Ok...sometimes I can come across harsh and I really and truly don't mean to be. So please take what I'm about to say in the true spirit it is intended. To help by perhaps looking at things from a different perspective. Or really, more from your little girls perspective. When keeping a Maltese that is not in the show ring in a full, show coat, your Maltese must endure much more combing and brushing with possible uncomfortable if not painful matts that need to be removed. And since you already mentioned that she is carried outside, let's look at that from a dog's perspective. Dog's by nature love to walk in grass and go on walks and smell things and investigate and roll around. It enriches their lives, their senses and stimulates their mind. And of course by allowing them to do this in a full show coat, it would ruin the coat in most cases so it would no longer look beautiful. So with that in mind, is it fair to a dog to not allow them this pleasure? I struggle with wanting to keep my Callie in a full show coat too because if you could just see how absolutely perfect her hair is, well it just makes it hard not to grow it out. And because she has such a true heavy silk coat, it really does not matt. But she loves running and playing in the grass so much. And she loves going on walks. I just don't have the heart. I have seriously considered letting her hair start to grow out in the winter and not cut it again until late Spring/early Summer. In the winter time we don't do much walking and trips outside to potty are pretty quick in our sub zero winter months.  Maybe that could be an option? Do a Town & Country Cut this Spring and then this Fall start to let it grow back?

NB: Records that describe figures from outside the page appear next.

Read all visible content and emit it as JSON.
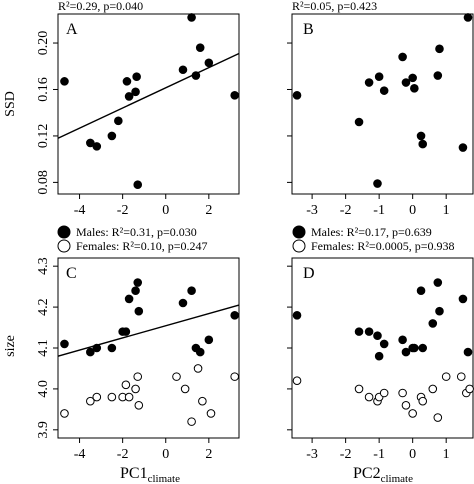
{
  "chart_data": [
    {
      "panel": "A",
      "type": "scatter",
      "stat_text": "R²=0.29, p=0.040",
      "ylabel": "SSD",
      "xlim": [
        -5.0,
        3.4
      ],
      "ylim": [
        0.07,
        0.225
      ],
      "xticks": [
        -4,
        -2,
        0,
        2
      ],
      "yticks": [
        0.08,
        0.12,
        0.16,
        0.2
      ],
      "ytick_labels": [
        "0.08",
        "0.12",
        "0.16",
        "0.20"
      ],
      "fit_line": {
        "x": [
          -5.0,
          3.4
        ],
        "y": [
          0.118,
          0.191
        ]
      },
      "series": [
        {
          "marker": "filled",
          "x": [
            -4.7,
            -3.5,
            -3.2,
            -2.5,
            -2.2,
            -1.8,
            -1.7,
            -1.4,
            -1.35,
            -1.3,
            0.8,
            1.2,
            1.4,
            1.6,
            2.0,
            3.2
          ],
          "y": [
            0.167,
            0.114,
            0.111,
            0.12,
            0.133,
            0.167,
            0.154,
            0.158,
            0.171,
            0.078,
            0.177,
            0.222,
            0.172,
            0.196,
            0.183,
            0.155
          ]
        }
      ]
    },
    {
      "panel": "B",
      "type": "scatter",
      "stat_text": "R²=0.05, p=0.423",
      "ylabel": "",
      "xlim": [
        -3.6,
        1.8
      ],
      "ylim": [
        0.07,
        0.225
      ],
      "xticks": [
        -3,
        -2,
        -1,
        0,
        1
      ],
      "yticks": [
        0.08,
        0.12,
        0.16,
        0.2
      ],
      "ytick_labels": [],
      "fit_line": null,
      "series": [
        {
          "marker": "filled",
          "x": [
            -3.45,
            -1.6,
            -1.3,
            -1.05,
            -1.0,
            -0.85,
            -0.3,
            -0.2,
            0.0,
            0.05,
            0.25,
            0.3,
            0.75,
            0.8,
            1.5,
            1.65
          ],
          "y": [
            0.155,
            0.132,
            0.166,
            0.079,
            0.171,
            0.159,
            0.188,
            0.166,
            0.17,
            0.161,
            0.12,
            0.113,
            0.172,
            0.195,
            0.11,
            0.222
          ]
        }
      ]
    },
    {
      "panel": "C",
      "type": "scatter",
      "legend": [
        {
          "marker": "filled",
          "text": "Males: R²=0.31, p=0.030"
        },
        {
          "marker": "open",
          "text": "Females: R²=0.10, p=0.247"
        }
      ],
      "ylabel": "size",
      "xlabel": "PC1",
      "xlabel_sub": "climate",
      "xlim": [
        -5.0,
        3.4
      ],
      "ylim": [
        3.88,
        4.32
      ],
      "xticks": [
        -4,
        -2,
        0,
        2
      ],
      "yticks": [
        3.9,
        4.0,
        4.1,
        4.2,
        4.3
      ],
      "ytick_labels": [
        "3.9",
        "4.0",
        "4.1",
        "4.2",
        "4.3"
      ],
      "fit_line": {
        "x": [
          -5.0,
          3.4
        ],
        "y": [
          4.08,
          4.205
        ]
      },
      "series": [
        {
          "name": "Males",
          "marker": "filled",
          "x": [
            -4.7,
            -3.5,
            -3.2,
            -2.5,
            -2.0,
            -1.85,
            -1.7,
            -1.4,
            -1.3,
            -1.25,
            0.8,
            1.2,
            1.4,
            1.6,
            2.0,
            3.2
          ],
          "y": [
            4.11,
            4.09,
            4.1,
            4.1,
            4.14,
            4.14,
            4.22,
            4.24,
            4.26,
            4.19,
            4.21,
            4.24,
            4.1,
            4.09,
            4.12,
            4.18
          ]
        },
        {
          "name": "Females",
          "marker": "open",
          "x": [
            -4.7,
            -3.5,
            -3.2,
            -2.5,
            -2.0,
            -1.85,
            -1.7,
            -1.4,
            -1.3,
            -1.25,
            0.5,
            0.9,
            1.2,
            1.5,
            1.7,
            2.1,
            3.2
          ],
          "y": [
            3.94,
            3.97,
            3.98,
            3.98,
            3.98,
            4.01,
            3.98,
            4.0,
            4.03,
            3.96,
            4.03,
            4.0,
            3.92,
            4.05,
            3.97,
            3.94,
            4.03
          ]
        }
      ]
    },
    {
      "panel": "D",
      "type": "scatter",
      "legend": [
        {
          "marker": "filled",
          "text": "Males: R²=0.17, p=0.639"
        },
        {
          "marker": "open",
          "text": "Females: R²=0.0005, p=0.938"
        }
      ],
      "ylabel": "",
      "xlabel": "PC2",
      "xlabel_sub": "climate",
      "xlim": [
        -3.6,
        1.8
      ],
      "ylim": [
        3.88,
        4.32
      ],
      "xticks": [
        -3,
        -2,
        -1,
        0,
        1
      ],
      "yticks": [
        3.9,
        4.0,
        4.1,
        4.2,
        4.3
      ],
      "ytick_labels": [],
      "fit_line": null,
      "series": [
        {
          "name": "Males",
          "marker": "filled",
          "x": [
            -3.45,
            -1.6,
            -1.3,
            -1.05,
            -1.0,
            -0.85,
            -0.3,
            -0.2,
            0.0,
            0.05,
            0.25,
            0.3,
            0.6,
            0.75,
            0.8,
            1.5,
            1.65
          ],
          "y": [
            4.18,
            4.14,
            4.14,
            4.13,
            4.08,
            4.11,
            4.12,
            4.09,
            4.1,
            4.1,
            4.24,
            4.1,
            4.16,
            4.26,
            4.19,
            4.22,
            4.09
          ]
        },
        {
          "name": "Females",
          "marker": "open",
          "x": [
            -3.45,
            -1.6,
            -1.3,
            -1.05,
            -1.0,
            -0.85,
            -0.3,
            -0.2,
            0.0,
            0.25,
            0.3,
            0.6,
            0.75,
            1.0,
            1.45,
            1.6,
            1.7
          ],
          "y": [
            4.02,
            4.0,
            3.98,
            3.97,
            3.98,
            3.99,
            3.99,
            3.96,
            3.94,
            3.98,
            3.97,
            4.0,
            3.93,
            4.03,
            4.03,
            3.99,
            4.0
          ]
        }
      ]
    }
  ]
}
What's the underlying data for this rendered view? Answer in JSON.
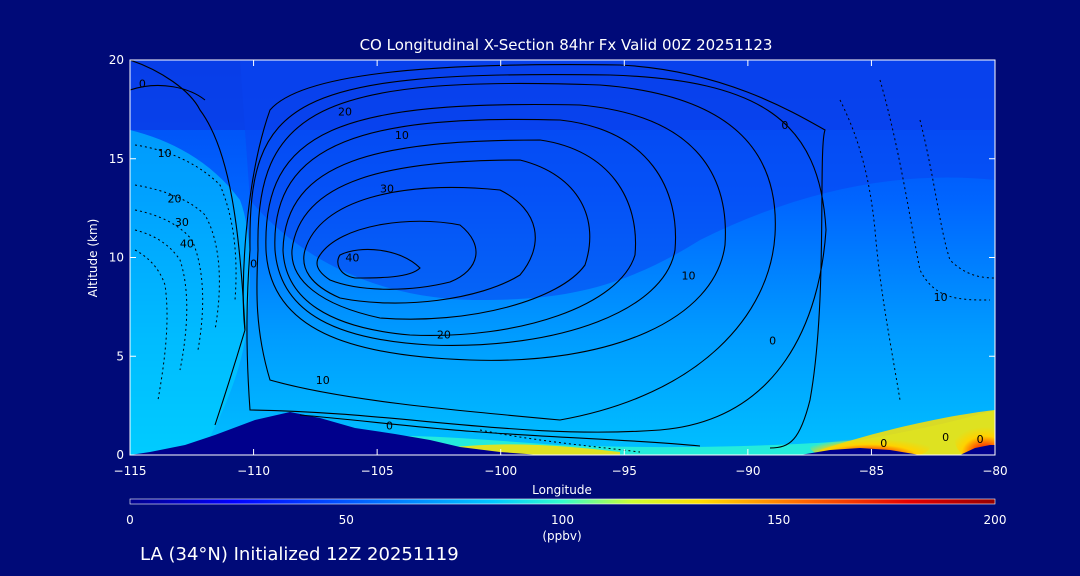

I really hope I haven't offended anyone who prefers to keep their fluffs in a full show coat. It truly is an individual decision with no real right or wrong decision. And if a fluff has never experienced walking, rolling, playing in grass well then they won't ever miss what they've never experienced.


----------



## Ladysmom (Oct 19, 2004)

I completely agree with you, Crystal. Bailey has a gorgeous thick silk coat, too. I let it grow until he was almost a year old, then broke down and cut it into a T&C. Bailey loves to go outside, splash in puddles, etc. and a full coat would just not be practical. It also gets really hot here in NC in the summer and he would get heat stroke in a full coat. 

Sometimes it's hard to remember that Maltese are "real dogs" since they are so pretty. They need the mental stimulation and exercise going outside gives them just like any other dog.

A T&C is such a nice compromise. They still look gorgeous and very much like a Maltese, but the maintenance is much easier. I brush Bailey every night while I watch television. It only takes 10 minutes which includes Biogroom waterless shampoo on his face. He actually loves being groomed and will jump up on the couch when I get the tote full of grooming supplies!


----------



## mdbflorida (Feb 28, 2013)

OMG Callie is too precious for words.


----------



## Ladysmom (Oct 19, 2004)

mdbflorida said:


> Well you learn something new everyday here! So puppy coats are easier than when they are full grown? I didn't realize they matt more easily when they are older.


That was my experience. Bailey's puppy coat was very easy until his adult coat came in. 

A correct silk coat is very fine. You can rub the hair together with your fingers and mat it. The mats get like felt.


----------



## CrystalAndZoe (Jul 11, 2006)

Ladysmom said:


> That was my experience. Bailey's puppy coat was very easy until his adult coat came in.
> 
> A correct silk coat is very fine. You can rub the hair together with your fingers and mat it. The mats get like felt.


Well there may be varying interpretations of 'correct' silk coat. I know that several well known breeders have seen Callie's coat and all die for it since it's what is known as a heavy silk coat. And the best part is that it dries stick straight even without blow drying and very rarely matts. :thumbsup:


----------



## Tiffy (Apr 5, 2013)

Hi 

I just wanted give you an update. I took Tiffany to her groomers today.


----------



## Zoe's Mom88 (Apr 25, 2011)

Tiffy looks adorable. I think the groomer did a great job!! :aktion033:


----------



## hempsteadjb (Mar 1, 2012)

OMG! Love the cut!!! Good choice, looks really cool for the summer.


----------



## Kathleen (Aug 4, 2011)

So cute! She looks adorable!


----------



## CrystalAndZoe (Jul 11, 2006)

She looks fantastic! Your groomer did a great job! :woohoo2: Can you tell if she likes it? And most importantly...do *you* like it? rayer:


----------



## Bailey&Me (Mar 8, 2010)

She looks beautiful!!!


----------



## Cyndilou (Jan 24, 2013)

Oh she is gorgeous. It is a hard decision. Our first fluff had a very thin cottony coat that never really grew much at all. Ace has an extremely thick silky gorgeous coat that is growing like you put mirical grow on it. He is awesome about bathing combing clipping his nails. If he keeps it up I would love to grow it out at least once. 
Kinda reminds me of when my daughter took the sissors to her head when her hair was down to her booty.


----------